No real modifications just the support and understanding from my Line Management and the wider NEC Group.  It may mean I work late on evenings to catch back up but having a business that supports my home life and commitments outside of work is essential for me, and in return, when I am needed outside of the normal working hours, I am more than happy to commit.


Richard Mann, NEC Venue Sales

What kind of flexible work arrangements do you have Richard?

From the time I initially joined the NEC (a long time ago now!), I was fortunate enough to negotiate a flexible working pattern, where I usually spend two days a week in the office, and 3 days a week either working from home or out seeing customers.

How has this changed your life?

It enabled me to take the job at the NEC in the first place, because I was living in London at the time. The continuation of that arrangement has allowed me to stay in the South of the country (close to family) when I’ve subsequently got married and had 3 children.

Have any modifications been made to your role to accommodate your new working arrangements?

Not really, because my role has always involved a lot of customer interaction in their places of work, at competitor venues, so I’m out and about a fair bit.

The introduction of flexible hours since the business reopened fully is also making a difference in my team, where some start and finish earlier than I do because that works for their work/life balance.

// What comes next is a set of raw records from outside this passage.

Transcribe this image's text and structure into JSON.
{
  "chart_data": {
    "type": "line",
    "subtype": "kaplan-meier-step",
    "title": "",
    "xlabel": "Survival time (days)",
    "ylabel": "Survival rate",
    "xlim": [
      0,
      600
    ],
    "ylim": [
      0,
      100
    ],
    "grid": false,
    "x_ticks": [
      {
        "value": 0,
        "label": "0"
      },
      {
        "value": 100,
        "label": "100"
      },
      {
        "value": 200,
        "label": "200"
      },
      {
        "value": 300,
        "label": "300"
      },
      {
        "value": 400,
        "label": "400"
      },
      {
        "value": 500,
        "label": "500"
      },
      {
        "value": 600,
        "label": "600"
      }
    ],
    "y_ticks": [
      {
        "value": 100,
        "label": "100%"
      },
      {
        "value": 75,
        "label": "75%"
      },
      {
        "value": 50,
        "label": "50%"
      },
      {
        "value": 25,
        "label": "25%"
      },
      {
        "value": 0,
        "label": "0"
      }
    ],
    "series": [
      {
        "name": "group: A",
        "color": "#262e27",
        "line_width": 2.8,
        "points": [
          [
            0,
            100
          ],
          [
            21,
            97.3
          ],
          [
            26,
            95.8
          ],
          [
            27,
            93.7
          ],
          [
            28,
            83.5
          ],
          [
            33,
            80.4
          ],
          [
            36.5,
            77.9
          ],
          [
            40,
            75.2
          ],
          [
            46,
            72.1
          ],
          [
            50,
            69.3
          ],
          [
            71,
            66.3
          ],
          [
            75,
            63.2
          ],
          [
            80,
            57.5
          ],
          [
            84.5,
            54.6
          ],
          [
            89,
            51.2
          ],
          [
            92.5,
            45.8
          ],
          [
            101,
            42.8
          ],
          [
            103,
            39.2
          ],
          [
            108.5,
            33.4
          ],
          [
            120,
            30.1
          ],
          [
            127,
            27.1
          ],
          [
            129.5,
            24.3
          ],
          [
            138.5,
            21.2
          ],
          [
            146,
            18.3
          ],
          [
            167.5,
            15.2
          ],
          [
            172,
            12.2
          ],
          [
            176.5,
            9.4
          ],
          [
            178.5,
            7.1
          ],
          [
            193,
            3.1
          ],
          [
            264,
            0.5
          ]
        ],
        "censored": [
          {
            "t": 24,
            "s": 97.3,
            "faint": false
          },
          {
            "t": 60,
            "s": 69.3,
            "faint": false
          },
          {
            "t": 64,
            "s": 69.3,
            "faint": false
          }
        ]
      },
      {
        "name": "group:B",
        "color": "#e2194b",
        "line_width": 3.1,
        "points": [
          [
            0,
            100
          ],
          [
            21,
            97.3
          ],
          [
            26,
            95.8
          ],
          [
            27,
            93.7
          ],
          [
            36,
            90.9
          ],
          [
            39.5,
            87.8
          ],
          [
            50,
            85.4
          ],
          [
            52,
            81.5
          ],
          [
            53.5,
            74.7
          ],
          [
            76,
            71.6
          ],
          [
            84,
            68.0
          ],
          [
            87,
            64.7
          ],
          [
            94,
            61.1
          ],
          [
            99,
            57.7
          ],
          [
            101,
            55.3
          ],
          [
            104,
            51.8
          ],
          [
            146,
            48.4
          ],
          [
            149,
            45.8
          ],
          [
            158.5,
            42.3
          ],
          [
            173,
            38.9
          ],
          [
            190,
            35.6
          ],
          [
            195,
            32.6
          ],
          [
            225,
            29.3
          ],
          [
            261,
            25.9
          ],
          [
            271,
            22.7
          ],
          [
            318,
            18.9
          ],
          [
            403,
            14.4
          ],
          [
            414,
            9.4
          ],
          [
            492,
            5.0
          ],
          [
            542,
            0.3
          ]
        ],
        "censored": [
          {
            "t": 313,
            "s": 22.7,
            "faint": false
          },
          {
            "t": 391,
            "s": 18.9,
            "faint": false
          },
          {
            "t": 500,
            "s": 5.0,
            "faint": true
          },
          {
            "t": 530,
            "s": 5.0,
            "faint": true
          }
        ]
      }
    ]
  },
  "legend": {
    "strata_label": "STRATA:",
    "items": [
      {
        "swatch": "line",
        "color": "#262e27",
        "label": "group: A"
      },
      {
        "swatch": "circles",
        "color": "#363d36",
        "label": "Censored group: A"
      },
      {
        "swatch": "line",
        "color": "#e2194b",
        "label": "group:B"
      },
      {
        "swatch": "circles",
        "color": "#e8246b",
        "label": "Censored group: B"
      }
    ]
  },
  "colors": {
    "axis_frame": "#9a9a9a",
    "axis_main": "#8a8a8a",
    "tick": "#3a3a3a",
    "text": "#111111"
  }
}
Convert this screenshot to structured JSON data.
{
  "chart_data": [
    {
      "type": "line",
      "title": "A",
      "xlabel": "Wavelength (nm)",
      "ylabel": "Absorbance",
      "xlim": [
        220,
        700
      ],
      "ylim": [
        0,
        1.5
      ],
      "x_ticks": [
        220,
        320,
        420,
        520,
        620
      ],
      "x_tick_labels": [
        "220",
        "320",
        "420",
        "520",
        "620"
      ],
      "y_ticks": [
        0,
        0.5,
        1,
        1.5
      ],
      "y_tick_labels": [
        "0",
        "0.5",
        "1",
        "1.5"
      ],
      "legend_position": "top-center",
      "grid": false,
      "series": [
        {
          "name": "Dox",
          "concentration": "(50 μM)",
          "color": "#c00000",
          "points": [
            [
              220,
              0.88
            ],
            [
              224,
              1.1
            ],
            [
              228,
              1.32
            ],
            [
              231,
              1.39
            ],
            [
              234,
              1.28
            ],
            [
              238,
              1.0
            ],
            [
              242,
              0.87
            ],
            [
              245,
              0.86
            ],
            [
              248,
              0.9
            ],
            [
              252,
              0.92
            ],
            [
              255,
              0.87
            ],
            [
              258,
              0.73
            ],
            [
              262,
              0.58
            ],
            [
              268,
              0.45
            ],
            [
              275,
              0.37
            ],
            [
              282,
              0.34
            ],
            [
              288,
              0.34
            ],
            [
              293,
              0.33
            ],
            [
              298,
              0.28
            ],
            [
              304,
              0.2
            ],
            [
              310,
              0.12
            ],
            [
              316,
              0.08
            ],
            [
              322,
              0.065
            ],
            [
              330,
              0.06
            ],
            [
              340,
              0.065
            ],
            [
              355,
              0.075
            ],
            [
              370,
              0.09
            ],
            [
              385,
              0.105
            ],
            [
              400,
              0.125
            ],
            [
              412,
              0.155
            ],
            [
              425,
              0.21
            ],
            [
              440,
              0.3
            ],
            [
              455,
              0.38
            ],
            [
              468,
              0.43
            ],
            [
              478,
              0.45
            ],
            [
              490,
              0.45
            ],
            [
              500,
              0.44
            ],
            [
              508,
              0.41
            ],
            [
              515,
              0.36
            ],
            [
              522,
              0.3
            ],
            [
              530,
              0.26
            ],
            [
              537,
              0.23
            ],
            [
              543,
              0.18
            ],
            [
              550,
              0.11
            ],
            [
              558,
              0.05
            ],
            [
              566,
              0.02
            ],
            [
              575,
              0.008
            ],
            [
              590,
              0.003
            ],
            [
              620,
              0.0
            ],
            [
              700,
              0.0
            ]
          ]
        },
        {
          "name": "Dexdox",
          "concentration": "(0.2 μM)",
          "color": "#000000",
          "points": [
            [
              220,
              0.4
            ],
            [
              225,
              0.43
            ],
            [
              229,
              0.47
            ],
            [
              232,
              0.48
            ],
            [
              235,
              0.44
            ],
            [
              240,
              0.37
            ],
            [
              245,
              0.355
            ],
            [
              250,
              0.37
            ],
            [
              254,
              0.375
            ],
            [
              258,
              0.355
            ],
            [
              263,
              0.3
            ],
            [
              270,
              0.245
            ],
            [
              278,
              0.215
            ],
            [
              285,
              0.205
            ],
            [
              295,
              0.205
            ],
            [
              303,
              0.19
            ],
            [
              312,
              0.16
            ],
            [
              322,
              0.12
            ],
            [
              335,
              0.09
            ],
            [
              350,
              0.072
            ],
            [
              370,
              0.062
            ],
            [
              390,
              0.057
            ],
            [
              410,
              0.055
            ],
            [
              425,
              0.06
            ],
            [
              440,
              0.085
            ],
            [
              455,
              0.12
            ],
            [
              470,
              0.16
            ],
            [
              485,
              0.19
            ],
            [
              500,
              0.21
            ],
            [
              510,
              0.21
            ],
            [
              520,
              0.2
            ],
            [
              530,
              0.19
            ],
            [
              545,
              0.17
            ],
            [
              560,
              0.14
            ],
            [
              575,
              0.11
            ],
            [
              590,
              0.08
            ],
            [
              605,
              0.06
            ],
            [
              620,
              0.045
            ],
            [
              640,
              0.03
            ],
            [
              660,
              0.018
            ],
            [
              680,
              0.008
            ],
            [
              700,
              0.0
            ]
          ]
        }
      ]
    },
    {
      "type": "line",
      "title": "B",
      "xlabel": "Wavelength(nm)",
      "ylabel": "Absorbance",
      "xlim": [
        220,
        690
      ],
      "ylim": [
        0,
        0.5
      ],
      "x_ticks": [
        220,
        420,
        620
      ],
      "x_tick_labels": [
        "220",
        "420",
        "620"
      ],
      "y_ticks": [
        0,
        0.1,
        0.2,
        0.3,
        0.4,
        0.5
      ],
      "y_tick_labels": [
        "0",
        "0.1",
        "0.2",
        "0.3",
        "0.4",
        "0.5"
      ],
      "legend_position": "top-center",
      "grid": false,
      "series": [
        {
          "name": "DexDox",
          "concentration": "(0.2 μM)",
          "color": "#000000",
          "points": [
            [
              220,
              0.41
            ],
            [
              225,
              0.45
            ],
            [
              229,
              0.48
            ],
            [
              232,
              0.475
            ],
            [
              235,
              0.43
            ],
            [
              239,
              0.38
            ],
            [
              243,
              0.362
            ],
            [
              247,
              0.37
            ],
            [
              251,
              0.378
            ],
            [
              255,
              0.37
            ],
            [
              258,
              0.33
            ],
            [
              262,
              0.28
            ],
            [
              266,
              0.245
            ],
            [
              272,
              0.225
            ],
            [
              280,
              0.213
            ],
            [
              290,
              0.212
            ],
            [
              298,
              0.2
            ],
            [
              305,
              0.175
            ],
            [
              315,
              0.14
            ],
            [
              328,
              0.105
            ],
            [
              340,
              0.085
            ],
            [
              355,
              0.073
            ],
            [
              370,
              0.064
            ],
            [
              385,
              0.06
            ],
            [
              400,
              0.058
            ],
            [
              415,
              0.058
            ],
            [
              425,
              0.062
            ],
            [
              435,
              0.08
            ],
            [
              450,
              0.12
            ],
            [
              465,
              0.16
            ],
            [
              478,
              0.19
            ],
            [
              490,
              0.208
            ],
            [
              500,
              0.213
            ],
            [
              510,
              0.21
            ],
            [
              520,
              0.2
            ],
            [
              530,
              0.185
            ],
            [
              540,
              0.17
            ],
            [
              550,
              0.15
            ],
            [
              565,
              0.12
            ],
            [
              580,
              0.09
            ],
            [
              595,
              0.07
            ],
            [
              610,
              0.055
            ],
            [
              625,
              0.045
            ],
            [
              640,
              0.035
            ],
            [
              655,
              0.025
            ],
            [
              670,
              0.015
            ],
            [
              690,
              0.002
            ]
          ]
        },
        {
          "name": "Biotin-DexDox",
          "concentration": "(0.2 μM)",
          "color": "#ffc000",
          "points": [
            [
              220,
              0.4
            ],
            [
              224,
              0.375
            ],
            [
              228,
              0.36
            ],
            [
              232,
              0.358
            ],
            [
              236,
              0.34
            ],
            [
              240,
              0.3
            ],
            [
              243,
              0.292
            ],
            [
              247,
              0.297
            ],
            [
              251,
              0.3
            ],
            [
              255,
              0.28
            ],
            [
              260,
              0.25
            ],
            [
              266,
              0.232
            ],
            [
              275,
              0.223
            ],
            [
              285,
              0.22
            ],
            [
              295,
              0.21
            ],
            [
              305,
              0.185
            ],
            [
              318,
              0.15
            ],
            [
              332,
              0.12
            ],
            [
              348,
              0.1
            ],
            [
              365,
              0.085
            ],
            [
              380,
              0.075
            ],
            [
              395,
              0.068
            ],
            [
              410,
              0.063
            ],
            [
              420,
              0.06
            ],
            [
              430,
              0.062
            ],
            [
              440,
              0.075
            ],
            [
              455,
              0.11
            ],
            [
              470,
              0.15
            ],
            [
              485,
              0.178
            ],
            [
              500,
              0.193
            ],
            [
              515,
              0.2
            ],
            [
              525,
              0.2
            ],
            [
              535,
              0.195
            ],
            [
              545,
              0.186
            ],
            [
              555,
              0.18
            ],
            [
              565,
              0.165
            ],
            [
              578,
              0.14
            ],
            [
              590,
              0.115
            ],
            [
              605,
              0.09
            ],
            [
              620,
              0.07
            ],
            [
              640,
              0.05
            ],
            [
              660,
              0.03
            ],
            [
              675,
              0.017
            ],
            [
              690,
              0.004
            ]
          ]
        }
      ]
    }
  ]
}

For the business, that means there’s usually at least one of us working from around 8am to 6pm most days.


Julia Clark, NEC Group HR

Tell us about your role.
I work in the Corporate HR team, looking after the HR Systems which is always busy keeping the systems up to date with latest legislation and workable for the business.

How do you make your career work around your home life?
I have always had slightly reduced working hours, but since the business introduced the 3:2 work week, I now spread-out my WFH hours and take a longer lunch break to allow us to walk our lovely dog, Zach.

How has this changed your life?

I first reduced my hours to share the end of day school pick-up and being able to spend that time with my son, however he is now in senior school and walks himself and obviously not quite so dependent. During the pandemic, we also moved to a different area, in south Derbyshire and have lots of lovely fields around us. So to make the most of the countryside, I have now adjusted my hours to take a longer lunch break to walk our dog. It splits up the day perfectly and works so well getting out for some fresh air and exercise, and the dog of course loves it.